Photographer Hassan Hajjaj, aka the Andy Warhol of Marrakech, may be used to putting people in front of his lens, but the tables have turned now, thanks to a certain graffiti artist. The British-Ghanaian muralist Neequaye Dreph Dsane, who goes by Dreph, recently finished his latest work, which features a close-up, blown-up view of Hajjaj’s face. His likeness can be seen staring off into the distance, immortalized on a nearly three-meter-high and over six-meter-wide wall in East London.

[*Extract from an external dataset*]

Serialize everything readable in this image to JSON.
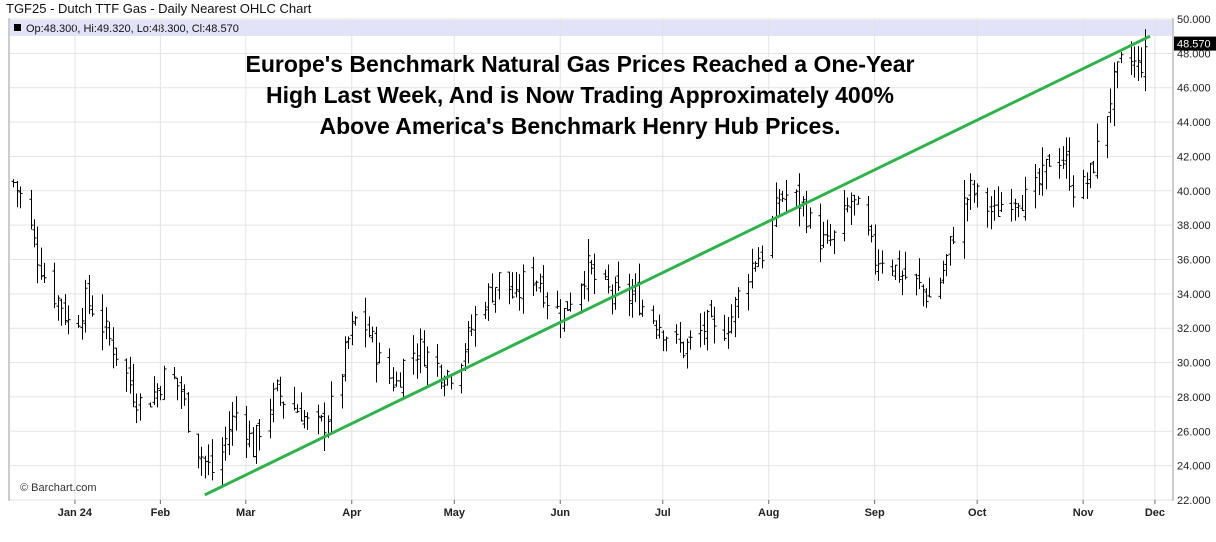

Part of Dreph’s portrait series, this new graffiti is meant to paint a picture of the issue of immigration after Brexit. "With Brexit and seeing the effects of gentrification that's happening across the city, I've been inspired to tell the human stories of the people who are the soul of some of the communities that make London such a culturally rich, cosmopolitan city,” he tells AFP. He also added that he chose his friend Hajjaj because of the photographer's success in fusing his native Marrakech with things that are popular in the West. While post-Brexit gentrification and nationalism have becoming more of a somber topic lately, Dreph painted using his signature bright and bold colors to symbolize pride and optimism.
Dreph rose to fame after his “You are Enough” project, which comprise 10 murals of everyday black women, unexpectedly went viral. Unlike many of his peers, his works are done with permission, which is often obtained directly.